In additive manufacturing (AM), one of the most popular procedures is material extrusion (MEX). The materials and manufacturing parameters used in this process have a significant impact on a printed product’s quality. The purpose of this work is to investigate the effects of infill percentage and filament orientation on the mechanical properties of printed structures. For this reason, the characterisation of polylactic acid (PLA) was done numerically using the finite element method and experimentally through mechanical tests. The experiments involved three-point bending and tensile tests. The results showed that mechanical performance is highly dependent on these processing parameters mainly when the infill percentage is less than 100%. The highest elastic modulus was exhibited for structures with filament align at 0° and 100% infill, while the lowest one was verified for specimen filament aligned at 0° and 30% infill.
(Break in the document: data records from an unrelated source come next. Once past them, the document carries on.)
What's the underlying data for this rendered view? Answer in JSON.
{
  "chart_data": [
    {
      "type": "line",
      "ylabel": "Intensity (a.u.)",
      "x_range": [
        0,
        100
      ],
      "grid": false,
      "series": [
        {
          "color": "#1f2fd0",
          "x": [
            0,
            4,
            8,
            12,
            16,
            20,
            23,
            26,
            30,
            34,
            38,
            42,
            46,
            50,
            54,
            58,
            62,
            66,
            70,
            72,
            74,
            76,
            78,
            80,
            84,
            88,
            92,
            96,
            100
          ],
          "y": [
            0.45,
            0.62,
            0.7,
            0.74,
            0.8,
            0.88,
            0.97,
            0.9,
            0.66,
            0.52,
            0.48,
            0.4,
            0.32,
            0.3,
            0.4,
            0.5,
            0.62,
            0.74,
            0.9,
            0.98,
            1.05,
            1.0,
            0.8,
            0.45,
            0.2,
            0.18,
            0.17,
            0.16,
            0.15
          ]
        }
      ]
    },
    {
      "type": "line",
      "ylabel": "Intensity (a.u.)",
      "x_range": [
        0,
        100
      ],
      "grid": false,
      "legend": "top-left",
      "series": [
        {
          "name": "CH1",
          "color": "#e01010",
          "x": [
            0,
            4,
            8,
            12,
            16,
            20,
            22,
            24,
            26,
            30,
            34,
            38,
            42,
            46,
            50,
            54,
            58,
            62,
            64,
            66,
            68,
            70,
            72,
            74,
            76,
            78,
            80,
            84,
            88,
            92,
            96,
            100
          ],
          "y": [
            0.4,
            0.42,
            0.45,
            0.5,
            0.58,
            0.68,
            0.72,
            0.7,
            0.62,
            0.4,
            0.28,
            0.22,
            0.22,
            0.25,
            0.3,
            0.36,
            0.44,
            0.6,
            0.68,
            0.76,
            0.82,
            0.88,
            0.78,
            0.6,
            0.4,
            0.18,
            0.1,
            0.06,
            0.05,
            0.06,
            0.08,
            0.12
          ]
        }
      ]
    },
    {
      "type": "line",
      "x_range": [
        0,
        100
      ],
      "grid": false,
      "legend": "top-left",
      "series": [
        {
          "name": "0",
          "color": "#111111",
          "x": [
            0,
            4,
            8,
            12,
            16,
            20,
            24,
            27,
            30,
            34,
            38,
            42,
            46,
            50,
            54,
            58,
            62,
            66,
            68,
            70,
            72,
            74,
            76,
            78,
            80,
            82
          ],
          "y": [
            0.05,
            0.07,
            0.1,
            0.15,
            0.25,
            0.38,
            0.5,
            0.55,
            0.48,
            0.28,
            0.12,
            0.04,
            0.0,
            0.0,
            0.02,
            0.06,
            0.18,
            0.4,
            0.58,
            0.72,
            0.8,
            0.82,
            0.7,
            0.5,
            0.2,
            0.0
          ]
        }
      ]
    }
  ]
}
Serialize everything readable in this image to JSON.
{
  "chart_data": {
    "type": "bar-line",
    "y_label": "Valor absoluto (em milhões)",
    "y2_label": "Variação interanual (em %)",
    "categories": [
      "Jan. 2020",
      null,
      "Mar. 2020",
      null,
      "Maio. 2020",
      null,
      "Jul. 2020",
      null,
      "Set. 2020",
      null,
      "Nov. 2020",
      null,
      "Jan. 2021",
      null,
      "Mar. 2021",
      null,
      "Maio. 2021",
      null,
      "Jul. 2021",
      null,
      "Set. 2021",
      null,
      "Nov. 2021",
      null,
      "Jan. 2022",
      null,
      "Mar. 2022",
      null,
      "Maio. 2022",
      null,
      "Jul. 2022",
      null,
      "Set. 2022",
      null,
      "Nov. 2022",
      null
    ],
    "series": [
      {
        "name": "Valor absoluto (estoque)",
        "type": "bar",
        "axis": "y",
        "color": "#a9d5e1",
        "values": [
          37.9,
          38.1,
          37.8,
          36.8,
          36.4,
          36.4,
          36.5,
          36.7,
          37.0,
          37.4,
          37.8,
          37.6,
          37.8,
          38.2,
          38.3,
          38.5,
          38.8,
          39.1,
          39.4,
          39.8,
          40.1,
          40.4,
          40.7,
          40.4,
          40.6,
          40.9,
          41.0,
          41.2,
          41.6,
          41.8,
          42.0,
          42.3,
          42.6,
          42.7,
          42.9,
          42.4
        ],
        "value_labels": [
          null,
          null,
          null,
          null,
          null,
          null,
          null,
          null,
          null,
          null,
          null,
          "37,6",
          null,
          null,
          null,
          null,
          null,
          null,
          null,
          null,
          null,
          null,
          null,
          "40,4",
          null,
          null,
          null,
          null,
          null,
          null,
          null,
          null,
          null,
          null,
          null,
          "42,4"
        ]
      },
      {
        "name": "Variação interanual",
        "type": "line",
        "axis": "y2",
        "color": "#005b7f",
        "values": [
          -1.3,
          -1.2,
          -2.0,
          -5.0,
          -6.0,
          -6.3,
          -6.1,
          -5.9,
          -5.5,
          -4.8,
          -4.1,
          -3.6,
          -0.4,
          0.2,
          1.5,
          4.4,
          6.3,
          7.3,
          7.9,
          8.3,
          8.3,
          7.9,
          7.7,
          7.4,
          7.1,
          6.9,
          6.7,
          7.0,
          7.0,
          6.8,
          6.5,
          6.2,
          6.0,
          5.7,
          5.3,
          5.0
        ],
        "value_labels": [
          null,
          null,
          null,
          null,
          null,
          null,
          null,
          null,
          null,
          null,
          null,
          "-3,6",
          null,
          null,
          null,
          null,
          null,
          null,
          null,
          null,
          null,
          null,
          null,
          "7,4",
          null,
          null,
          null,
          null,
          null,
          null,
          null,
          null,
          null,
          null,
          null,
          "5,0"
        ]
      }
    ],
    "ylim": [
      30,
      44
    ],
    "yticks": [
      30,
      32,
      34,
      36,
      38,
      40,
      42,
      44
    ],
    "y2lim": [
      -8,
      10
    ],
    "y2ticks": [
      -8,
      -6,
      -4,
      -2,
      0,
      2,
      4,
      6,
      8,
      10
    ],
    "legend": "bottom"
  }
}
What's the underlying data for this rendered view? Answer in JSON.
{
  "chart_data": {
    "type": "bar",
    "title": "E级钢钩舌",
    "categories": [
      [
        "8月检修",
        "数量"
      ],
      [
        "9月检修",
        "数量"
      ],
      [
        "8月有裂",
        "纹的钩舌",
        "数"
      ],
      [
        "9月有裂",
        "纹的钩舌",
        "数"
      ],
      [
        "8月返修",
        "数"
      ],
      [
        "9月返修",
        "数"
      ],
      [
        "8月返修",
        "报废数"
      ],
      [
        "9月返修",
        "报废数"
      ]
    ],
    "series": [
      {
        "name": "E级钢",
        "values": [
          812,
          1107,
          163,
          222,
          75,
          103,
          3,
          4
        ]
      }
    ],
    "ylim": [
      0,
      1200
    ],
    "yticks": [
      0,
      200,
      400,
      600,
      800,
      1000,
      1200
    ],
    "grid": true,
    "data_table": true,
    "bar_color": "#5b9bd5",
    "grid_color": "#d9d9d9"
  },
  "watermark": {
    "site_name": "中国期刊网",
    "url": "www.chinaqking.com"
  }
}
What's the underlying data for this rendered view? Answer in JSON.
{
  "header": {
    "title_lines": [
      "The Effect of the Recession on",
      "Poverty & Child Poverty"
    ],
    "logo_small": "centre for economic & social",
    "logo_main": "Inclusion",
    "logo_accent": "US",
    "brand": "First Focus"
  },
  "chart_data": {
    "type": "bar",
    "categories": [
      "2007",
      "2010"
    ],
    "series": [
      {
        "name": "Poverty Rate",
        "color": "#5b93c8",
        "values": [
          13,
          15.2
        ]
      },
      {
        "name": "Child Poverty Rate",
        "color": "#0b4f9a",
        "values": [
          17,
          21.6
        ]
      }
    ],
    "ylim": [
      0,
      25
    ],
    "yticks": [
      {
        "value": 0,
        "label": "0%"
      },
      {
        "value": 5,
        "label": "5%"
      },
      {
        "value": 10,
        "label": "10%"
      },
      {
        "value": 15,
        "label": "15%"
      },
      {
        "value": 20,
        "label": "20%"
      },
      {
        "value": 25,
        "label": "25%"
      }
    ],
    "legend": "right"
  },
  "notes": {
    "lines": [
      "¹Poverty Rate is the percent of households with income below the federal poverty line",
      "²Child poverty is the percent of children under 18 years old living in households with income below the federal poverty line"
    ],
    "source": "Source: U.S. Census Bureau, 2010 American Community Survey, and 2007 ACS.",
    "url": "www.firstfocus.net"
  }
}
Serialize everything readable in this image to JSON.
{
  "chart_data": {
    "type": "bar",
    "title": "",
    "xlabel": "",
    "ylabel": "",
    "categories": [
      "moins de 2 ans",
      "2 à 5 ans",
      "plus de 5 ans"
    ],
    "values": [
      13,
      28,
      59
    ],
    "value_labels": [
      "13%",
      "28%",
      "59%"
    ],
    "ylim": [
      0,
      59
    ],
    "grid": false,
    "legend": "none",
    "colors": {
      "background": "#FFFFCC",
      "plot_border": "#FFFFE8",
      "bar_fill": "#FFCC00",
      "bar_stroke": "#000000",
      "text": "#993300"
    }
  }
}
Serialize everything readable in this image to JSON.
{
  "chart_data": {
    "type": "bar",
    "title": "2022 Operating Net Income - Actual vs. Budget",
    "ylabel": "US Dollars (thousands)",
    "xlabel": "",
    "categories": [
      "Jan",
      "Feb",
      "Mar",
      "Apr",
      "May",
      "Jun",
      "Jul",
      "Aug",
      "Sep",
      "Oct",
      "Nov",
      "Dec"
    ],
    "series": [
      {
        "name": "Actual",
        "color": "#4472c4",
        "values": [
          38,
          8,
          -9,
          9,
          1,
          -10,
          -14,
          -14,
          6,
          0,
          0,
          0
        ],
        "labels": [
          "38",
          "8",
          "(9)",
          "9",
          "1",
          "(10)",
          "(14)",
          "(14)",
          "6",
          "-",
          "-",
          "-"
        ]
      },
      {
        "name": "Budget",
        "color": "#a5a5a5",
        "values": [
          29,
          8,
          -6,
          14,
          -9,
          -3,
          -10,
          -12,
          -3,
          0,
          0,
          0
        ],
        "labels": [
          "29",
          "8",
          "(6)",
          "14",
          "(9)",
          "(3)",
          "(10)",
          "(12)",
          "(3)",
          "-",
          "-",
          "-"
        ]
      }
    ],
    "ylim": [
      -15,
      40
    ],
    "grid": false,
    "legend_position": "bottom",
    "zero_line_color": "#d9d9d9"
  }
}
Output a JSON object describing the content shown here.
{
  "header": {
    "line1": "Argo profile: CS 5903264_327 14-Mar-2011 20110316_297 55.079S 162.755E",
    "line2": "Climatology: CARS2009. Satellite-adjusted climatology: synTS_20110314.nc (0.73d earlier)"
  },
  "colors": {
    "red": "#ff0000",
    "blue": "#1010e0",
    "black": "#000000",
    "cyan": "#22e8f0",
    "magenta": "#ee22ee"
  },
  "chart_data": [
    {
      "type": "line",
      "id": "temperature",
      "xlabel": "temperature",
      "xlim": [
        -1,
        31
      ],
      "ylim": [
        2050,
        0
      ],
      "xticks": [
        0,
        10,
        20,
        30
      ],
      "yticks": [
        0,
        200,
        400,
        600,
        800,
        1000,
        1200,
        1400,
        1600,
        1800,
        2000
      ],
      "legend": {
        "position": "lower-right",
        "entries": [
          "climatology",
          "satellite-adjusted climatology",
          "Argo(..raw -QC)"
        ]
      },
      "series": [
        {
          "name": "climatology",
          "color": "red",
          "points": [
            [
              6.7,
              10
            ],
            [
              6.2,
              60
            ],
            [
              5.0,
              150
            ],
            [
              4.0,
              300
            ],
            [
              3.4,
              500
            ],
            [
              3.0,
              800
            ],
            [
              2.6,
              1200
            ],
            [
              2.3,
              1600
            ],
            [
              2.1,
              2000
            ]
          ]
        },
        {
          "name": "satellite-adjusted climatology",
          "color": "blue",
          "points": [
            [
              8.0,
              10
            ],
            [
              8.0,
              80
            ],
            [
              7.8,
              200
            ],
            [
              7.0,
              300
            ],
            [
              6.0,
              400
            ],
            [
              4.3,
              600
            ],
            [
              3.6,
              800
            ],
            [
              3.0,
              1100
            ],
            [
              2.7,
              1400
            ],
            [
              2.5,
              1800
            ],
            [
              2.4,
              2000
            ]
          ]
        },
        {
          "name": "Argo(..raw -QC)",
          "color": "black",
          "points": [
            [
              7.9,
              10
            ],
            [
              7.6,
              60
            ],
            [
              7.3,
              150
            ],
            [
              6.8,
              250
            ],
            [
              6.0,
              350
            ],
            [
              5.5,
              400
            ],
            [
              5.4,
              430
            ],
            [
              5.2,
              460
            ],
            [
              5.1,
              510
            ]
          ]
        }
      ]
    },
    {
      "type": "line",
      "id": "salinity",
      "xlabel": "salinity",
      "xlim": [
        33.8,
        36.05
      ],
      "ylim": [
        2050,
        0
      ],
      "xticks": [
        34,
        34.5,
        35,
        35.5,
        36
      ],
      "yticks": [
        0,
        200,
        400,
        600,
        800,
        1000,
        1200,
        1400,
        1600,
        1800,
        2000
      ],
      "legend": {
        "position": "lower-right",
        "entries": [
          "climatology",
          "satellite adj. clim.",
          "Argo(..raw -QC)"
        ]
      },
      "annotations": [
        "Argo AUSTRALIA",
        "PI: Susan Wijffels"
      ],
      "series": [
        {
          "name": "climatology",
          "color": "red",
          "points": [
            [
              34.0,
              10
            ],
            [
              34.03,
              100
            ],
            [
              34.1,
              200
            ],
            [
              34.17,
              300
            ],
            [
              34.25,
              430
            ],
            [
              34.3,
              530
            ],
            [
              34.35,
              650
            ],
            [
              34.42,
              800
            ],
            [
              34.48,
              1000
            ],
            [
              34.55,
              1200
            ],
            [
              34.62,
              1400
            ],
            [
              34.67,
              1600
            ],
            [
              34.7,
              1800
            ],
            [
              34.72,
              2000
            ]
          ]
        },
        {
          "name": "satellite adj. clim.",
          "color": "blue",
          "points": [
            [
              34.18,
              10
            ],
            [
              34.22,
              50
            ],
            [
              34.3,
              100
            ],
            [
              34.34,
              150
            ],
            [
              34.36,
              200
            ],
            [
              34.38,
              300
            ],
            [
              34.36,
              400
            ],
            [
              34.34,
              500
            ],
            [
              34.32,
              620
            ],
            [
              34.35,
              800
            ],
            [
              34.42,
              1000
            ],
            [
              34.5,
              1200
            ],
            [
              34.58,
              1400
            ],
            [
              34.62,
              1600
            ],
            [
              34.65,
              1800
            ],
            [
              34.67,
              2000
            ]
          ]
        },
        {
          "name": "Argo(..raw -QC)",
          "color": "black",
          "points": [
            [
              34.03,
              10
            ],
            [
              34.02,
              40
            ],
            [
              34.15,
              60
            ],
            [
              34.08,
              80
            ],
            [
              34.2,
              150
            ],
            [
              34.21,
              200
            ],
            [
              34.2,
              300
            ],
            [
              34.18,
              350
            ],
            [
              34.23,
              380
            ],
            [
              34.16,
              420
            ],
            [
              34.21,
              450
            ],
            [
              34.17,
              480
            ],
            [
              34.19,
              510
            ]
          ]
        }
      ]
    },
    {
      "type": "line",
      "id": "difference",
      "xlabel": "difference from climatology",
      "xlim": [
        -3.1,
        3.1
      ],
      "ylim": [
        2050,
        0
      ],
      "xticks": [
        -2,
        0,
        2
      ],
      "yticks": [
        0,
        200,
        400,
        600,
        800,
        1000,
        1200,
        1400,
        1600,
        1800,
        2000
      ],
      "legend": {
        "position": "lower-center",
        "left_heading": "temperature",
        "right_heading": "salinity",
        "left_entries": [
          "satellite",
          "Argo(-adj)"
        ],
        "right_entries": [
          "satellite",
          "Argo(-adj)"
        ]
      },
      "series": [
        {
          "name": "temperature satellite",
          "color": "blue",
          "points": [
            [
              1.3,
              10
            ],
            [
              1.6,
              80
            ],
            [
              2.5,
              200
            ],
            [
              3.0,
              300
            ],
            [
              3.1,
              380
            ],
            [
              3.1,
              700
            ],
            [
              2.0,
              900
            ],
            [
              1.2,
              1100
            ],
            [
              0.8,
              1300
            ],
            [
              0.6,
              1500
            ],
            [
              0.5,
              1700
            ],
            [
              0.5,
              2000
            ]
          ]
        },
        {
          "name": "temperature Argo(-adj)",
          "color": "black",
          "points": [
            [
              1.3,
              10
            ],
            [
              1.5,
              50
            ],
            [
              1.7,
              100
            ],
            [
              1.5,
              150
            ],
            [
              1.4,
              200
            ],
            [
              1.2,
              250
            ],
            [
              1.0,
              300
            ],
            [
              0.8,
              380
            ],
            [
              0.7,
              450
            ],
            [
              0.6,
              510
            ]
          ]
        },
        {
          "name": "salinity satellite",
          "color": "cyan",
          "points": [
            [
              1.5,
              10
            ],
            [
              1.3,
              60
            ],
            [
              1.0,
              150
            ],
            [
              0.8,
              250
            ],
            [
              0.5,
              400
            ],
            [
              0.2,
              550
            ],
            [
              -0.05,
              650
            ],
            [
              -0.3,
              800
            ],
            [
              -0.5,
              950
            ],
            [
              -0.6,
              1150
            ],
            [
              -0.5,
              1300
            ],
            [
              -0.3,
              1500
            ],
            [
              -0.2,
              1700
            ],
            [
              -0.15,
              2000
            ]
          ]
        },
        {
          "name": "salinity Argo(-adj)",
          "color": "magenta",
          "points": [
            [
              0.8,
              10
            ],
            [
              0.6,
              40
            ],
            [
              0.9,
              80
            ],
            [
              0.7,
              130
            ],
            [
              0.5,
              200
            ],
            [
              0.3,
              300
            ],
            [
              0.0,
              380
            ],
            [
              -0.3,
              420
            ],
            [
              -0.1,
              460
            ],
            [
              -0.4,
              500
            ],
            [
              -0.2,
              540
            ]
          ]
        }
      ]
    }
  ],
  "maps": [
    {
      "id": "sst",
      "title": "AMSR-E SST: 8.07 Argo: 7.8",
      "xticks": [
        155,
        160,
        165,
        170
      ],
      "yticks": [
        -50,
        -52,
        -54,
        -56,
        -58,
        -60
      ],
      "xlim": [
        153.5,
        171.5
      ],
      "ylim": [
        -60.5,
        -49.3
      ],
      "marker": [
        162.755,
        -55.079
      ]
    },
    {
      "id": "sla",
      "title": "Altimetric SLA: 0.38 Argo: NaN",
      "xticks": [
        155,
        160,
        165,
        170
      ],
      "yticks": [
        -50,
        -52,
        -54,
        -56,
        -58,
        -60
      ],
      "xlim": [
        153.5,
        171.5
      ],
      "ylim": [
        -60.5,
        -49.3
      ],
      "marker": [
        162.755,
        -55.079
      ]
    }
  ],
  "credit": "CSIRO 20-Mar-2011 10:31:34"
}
The results demonstrated that the process parameters have a significant impact on mechanical performance, particularly when the infill percentage is less than 100%. Structures with filament aligned at 0° and 100% infill showed the maximum elastic modulus, whereas specimens with filament oriented at 0° and 30% infill showed the lowest. The obtained numerical agreement indicated that an inverse method based only on the load–displacement curve can yield an accurate value for this material’s elastic modulus.